Gary Bird is an accomplished Senior Executive and Consultant with more than 25 years of success in the pharmaceutical and biotechnology industries. Leveraging extensive experience ensuring compliance at the FDA and in the development and commercialization of new pharmaceuticals, he is a valuable asset for growing pharmaceutical companies seeking advice on product development, quality control, clinical trials, and go-to-market strategy.
His broad areas of expertise include regulatory affairs, quality system analysis, FDA compliance, team leadership, continuous improvement, and vendor relations.

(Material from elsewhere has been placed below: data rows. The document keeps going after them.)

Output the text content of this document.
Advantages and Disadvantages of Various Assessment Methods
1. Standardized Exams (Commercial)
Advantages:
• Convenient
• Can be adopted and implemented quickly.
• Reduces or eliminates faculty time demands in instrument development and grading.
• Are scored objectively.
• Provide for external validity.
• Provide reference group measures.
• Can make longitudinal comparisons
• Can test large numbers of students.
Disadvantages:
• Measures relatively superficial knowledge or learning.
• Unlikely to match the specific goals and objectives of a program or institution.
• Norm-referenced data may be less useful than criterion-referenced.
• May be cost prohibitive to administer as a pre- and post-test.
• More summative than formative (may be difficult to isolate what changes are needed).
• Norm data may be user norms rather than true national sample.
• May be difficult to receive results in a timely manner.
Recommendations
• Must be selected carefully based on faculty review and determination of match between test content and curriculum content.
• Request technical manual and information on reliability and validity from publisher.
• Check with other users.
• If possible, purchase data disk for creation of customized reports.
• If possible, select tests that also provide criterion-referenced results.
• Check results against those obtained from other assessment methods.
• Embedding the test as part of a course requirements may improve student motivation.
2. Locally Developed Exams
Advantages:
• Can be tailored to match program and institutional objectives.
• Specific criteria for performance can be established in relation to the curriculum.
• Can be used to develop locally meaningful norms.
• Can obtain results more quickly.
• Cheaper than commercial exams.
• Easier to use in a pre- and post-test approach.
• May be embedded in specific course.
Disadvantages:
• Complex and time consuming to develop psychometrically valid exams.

Throughout his executive career, Gary has held leadership positions at pharmaceutical and biotech-related organizations including the Food and Drug Administration (CDER and CBER). Eli Lilly and Company, GTx Incorporated, and his consulting firms PharmaConsult US and PharmaConsult Global, Ltd. He represented both FDA and Industry in the International Conference on Harmonization (ICH) negotiations.
He has been responsible for developing and overseeing a Corporate Quality System for all GXP compliance activities while ensuring continuous improvement in system reliability by creating and implementing a Corporate Quality Plan; overseeing all non-clinical (GLP), manufacturing (GMP), and clinical trial (GCP) activities and ensuring their compliance with relevant laws and regulations, including creating a GCP audit program to monitor clinical trials conducted inside and outside of the US.
Gary holds a BS in Invertebrate Zoology and Chemistry and an MS in Invertebrate Zoology and Biochemistry from Memphis State University as well as a PhD in Entomology and Enzyme Biochemistry from Mississippi State University.
He has authored and delivered numerous lectures and training courses as part of his consultancy services on subjects including best manufacturing practices for biopharmaceutical products, introduction to GMPs, introduction to biosafety, and stability of biopharmaceutical products.